In order to start implementing the change, it is highly important to select appropriate strategies that would allow communicating its importance to all stakeholders involved. These are the most effective ways of dissemination that allow approaching both academic and non-academic public (Moule, Aveyard, & Goodman, 2016):
- E-mail. Since safety issues are connected with a great number of human lives, delayed forms of communication are not preferable but still can be used for reaching policy-makers.
- Telephone. This is a perfect way of communicating with non-academic stakeholders.
- Flyers and posters. The visibility of the problem can be increased with posters.
- Newsletter. This method is effective for informing both non-academic and academic partners when some results have already been achieved.
- Publications in peer-reviewed journals. This dissemination tool is applied for communicating the importance of the issue to the academic community. It also helps ensure the long-lasting impact of the change implemented.
- Publication of policy documents. At the beginning of project implementation, it is too early to speak about this communication strategy since there is nothing to present to policymakers. However, when the effectiveness of the methods has already been proven, funding agencies can be addressed using this method.
- Press releases and mass media. When positive results have been obtained, there is a possibility to resort to mass media to share them with the health care community.

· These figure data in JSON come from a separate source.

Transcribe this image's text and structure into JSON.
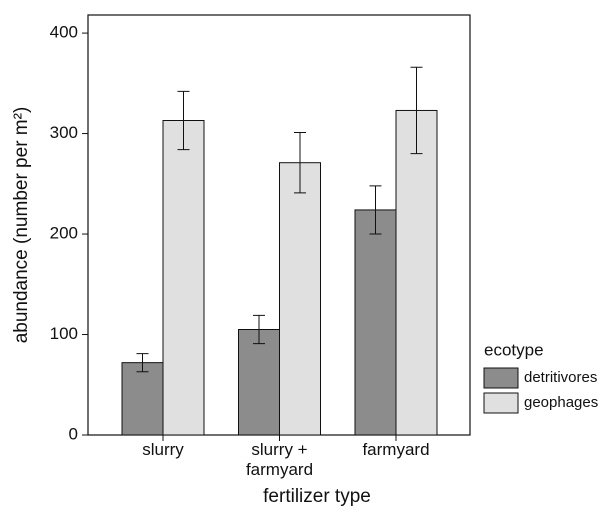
{
  "chart_data": {
    "type": "bar",
    "x_label": "fertilizer type",
    "y_label": "abundance (number per m²)",
    "categories": [
      "slurry",
      "slurry + farmyard",
      "farmyard"
    ],
    "series": [
      {
        "name": "detritivores",
        "color": "#8c8c8c",
        "values": [
          72,
          105,
          224
        ],
        "errors": [
          9,
          14,
          24
        ]
      },
      {
        "name": "geophages",
        "color": "#e0e0e0",
        "values": [
          313,
          271,
          323
        ],
        "errors": [
          29,
          30,
          43
        ]
      }
    ],
    "ylim": [
      0,
      418
    ],
    "yticks": [
      0,
      100,
      200,
      300,
      400
    ],
    "legend_title": "ecotype",
    "legend": "right"
  }
}
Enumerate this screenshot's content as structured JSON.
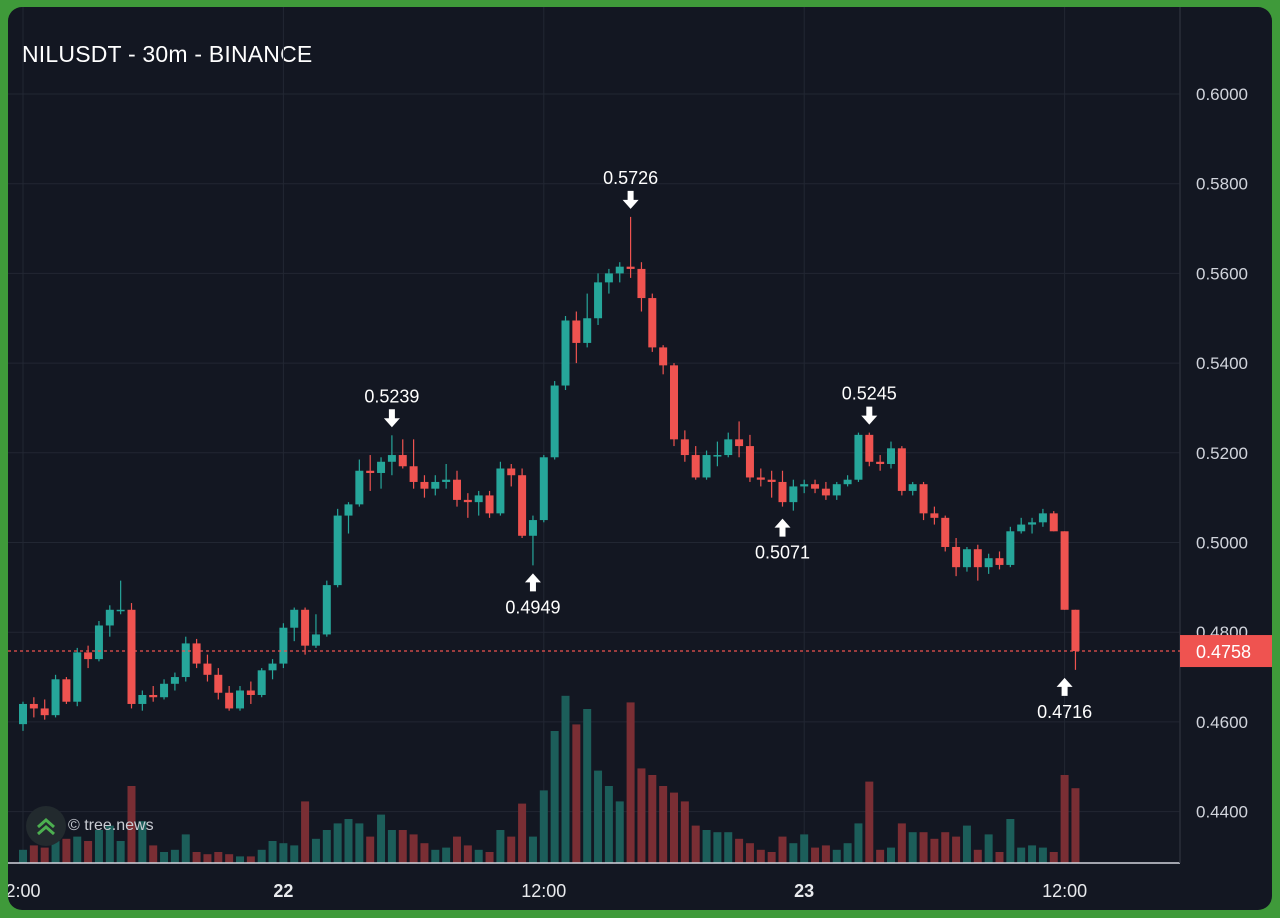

- Workshops. Scheduling workshops makes it possible for all participants to exchange their opinions and introduce changes if necessary.
- Social media. This channel can also help popularize the change.
The adoption of innovative technologies does not always run smoothly due to human factors. They may include fear of making a mistake, lack of understanding, and general resistance to change. In order to overcome these obstacles, it is highly important to take into consideration all questions that the staff may have during the process of change implementation. The problem is that no change is stable in its nature, which implies that its success is unpredictable. Misunderstanding, misuse, or unwillingness may bring to naught even the most impressive improvements. Thus, the staff must receive proper instructions and be encouraged to cooperate in order to ensure that CDSS is properly installed and operated.
Healy, J. (2016). Improving health care safety and quality: Reluctant regulators. Abingdon-on-Thames, UK: Routledge.
Moule, P., Aveyard, H., & Goodman, M. (2016). Nursing research: An introduction. Thousand Oaks, CA: Sage.
Nanji, K. C., Slight, S. P., Seger, D. L., Cho, I., Fiskio, J. M., Redden, L. M.,… Bates, D. W. (2014). Overrides of medication-related clinical decision support alerts in outpatients. Journal of the American Medical Informatics Association, 21(3), 487-491.